The Out on the Town Circle from Lion Brand is worked in an easy spiral rib and a bulky yarn so you can finish it on the double for a weekend of warmth and ease.
The Textured Cowl and Smock Lace Cowl (both PDFs) and both worked in shades of Plymouth Yarn Baby Alpaca Grand Hand Dyed. This is a really pretty, super warm yarn, and these would work up in no time, too, because of the big yarn and simple repeating stitch patterns.
Holy Cowl from Ewe Ewe Yarns, designed by Heather Walpole (also a PDF) is a cute project that is, indeed, full of holes. They’re made like giant buttonholes, where you bind off on one row and cast on again on the next.

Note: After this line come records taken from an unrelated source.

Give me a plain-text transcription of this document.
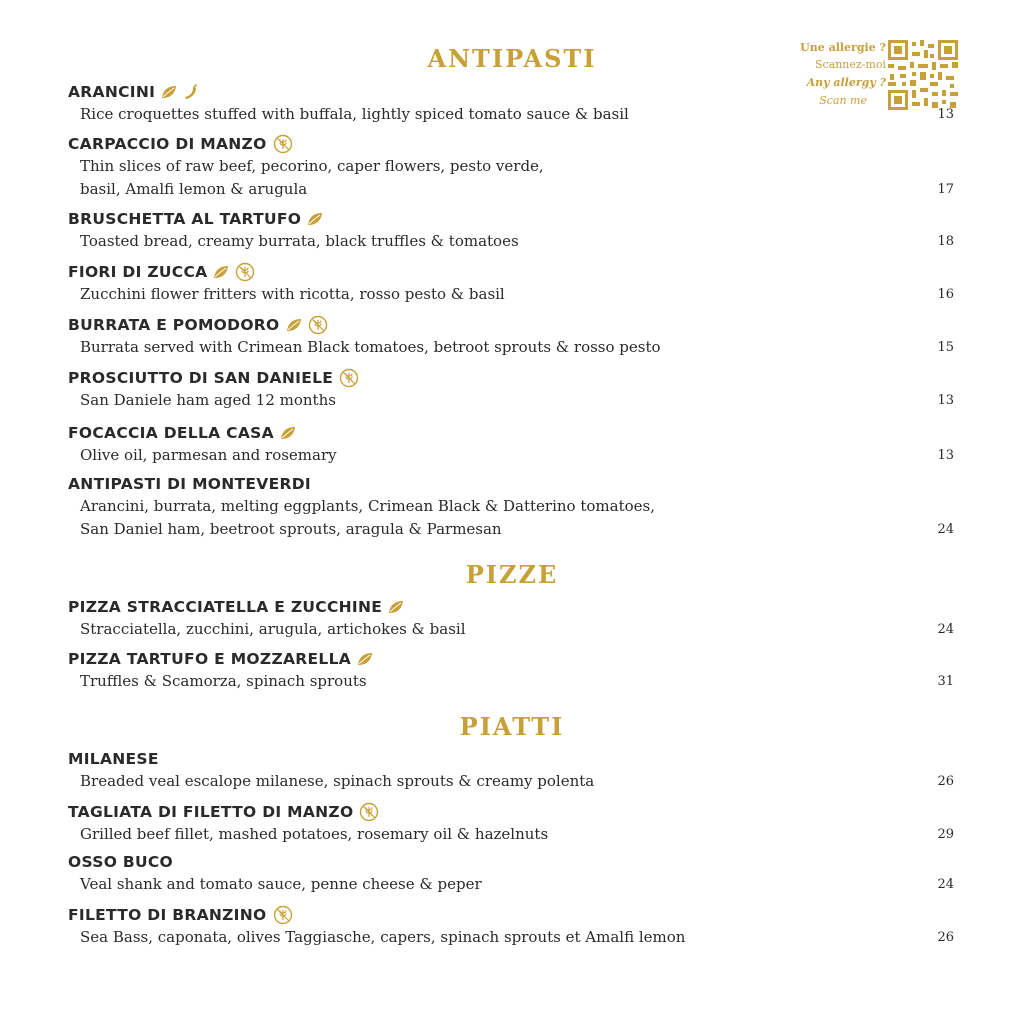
Une allergie ?
Scannez-moi
Any allergy ?
Scan me
ANTIPASTI
ARANCINI
Rice croquettes stuffed with buffala, lightly spiced tomato sauce & basil	13
CARPACCIO DI MANZO
Thin slices of raw beef, pecorino, caper flowers, pesto verde,
basil, Amalfi lemon & arugula	17
BRUSCHETTA AL TARTUFO
Toasted bread, creamy burrata, black truffles & tomatoes	18
FIORI DI ZUCCA
Zucchini flower fritters with ricotta, rosso pesto & basil	16
BURRATA E POMODORO
Burrata served with Crimean Black tomatoes, betroot sprouts & rosso pesto	15
PROSCIUTTO DI SAN DANIELE
San Daniele ham aged 12 months	13
FOCACCIA DELLA CASA
Olive oil, parmesan and rosemary	13
ANTIPASTI DI MONTEVERDI
Arancini, burrata, melting eggplants, Crimean Black & Datterino tomatoes,
San Daniel ham, beetroot sprouts, aragula & Parmesan	24
PIZZE
PIZZA STRACCIATELLA E ZUCCHINE
Stracciatella, zucchini, arugula, artichokes & basil	24
PIZZA TARTUFO E MOZZARELLA
Truffles & Scamorza, spinach sprouts	31
PIATTI
MILANESE
Breaded veal escalope milanese, spinach sprouts & creamy polenta	26
TAGLIATA DI FILETTO DI MANZO
Grilled beef fillet, mashed potatoes, rosemary oil & hazelnuts	29
OSSO BUCO
Veal shank and tomato sauce, penne cheese & peper	24
FILETTO DI BRANZINO
Sea Bass, caponata, olives Taggiasche, capers, spinach sprouts et Amalfi lemon	26
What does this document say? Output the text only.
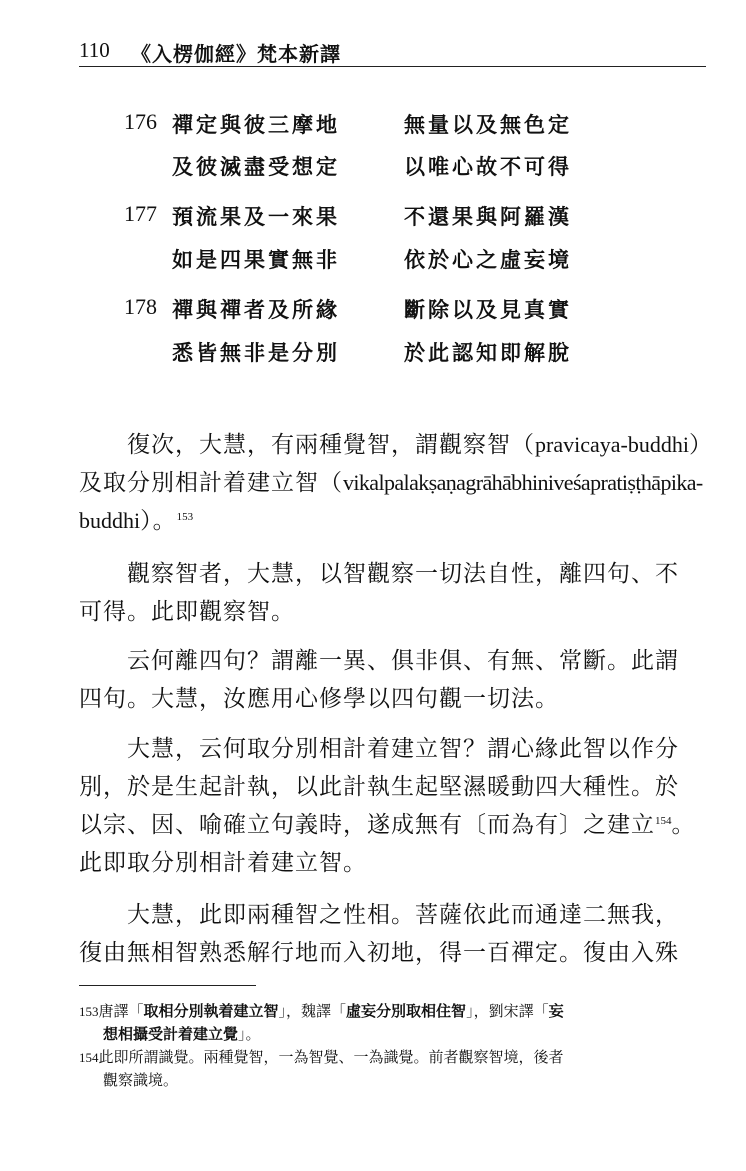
110 《入楞伽經》梵本新譯
176 禪定與彼三摩地	無量以及無色定
及彼滅盡受想定	以唯心故不可得
177 預流果及一來果	不還果與阿羅漢
如是四果實無非	依於心之虛妄境
178 禪與禪者及所緣	斷除以及見真實
悉皆無非是分別	於此認知即解脫
　　復次，大慧，有兩種覺智，謂觀察智（pravicaya-buddhi）
及取分別相計着建立智（vikalpalakṣaṇagrāhābhiniveśapratiṣṭhāpika-
buddhi）。$^{153}$
　　觀察智者，大慧，以智觀察一切法自性，離四句、不
可得。此即觀察智。
　　云何離四句？謂離一異、俱非俱、有無、常斷。此謂
四句。大慧，汝應用心修學以四句觀一切法。
　　大慧，云何取分別相計着建立智？謂心緣此智以作分
別，於是生起計執，以此計執生起堅濕暖動四大種性。於
以宗、因、喻確立句義時，遂成無有〔而為有〕之建立$^{154}$。
此即取分別相計着建立智。
　　大慧，此即兩種智之性相。菩薩依此而通達二無我，
復由無相智熟悉解行地而入初地，得一百禪定。復由入殊
153唐譯「取相分別執着建立智」，魏譯「虛妄分別取相住智」，劉宋譯「妄
想相攝受計着建立覺」。
154此即所謂識覺。兩種覺智，一為智覺、一為識覺。前者觀察智境，後者
觀察識境。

Flor de Maio is a really pretty lace design from Meg Meyers for Classic Elite Yarn. It’s worked in a reversible lace pattern so it looks good no matter how it falls when you wear it. And a garter eyelet edging keeps the edges from curling, which is always nice.
Beth Ann Paustain has another good one for Classic Elite, this time a three-color ribbed loop with an easy to memorize stitch pattern.
If you love basketweave, the Easy Ombre Cowl from Noble Knits is a great choice. It uses a multicolored yarn, but of course you could use a solid or knit your own stripes if you’d rather.
Add some simple lacy luxury to your life with a mesh cowl worked in a 100 percent cashmere yarn (PDF). This pattern is by Leti Ruiz for Tahki Stacy Charles. Their Quitetude Cowl is another simple choice in pretty bulky yarn.
The pretty lace cowl Michelle from Berroco is pretty, too, worked in multicolored Mojo yarn with an easy repeating lace pattern.
Heidi from Hands Occupied has a great cowl worked in roving called the Low Tide Cowl, which uses cables worked sideways for an oceanic effect. And if you’re ready to try brioche check out the two color brioche cowl from Milk-Shed.
That should keep you going for a while, yes? I’d love to know if any of these catch your fancy.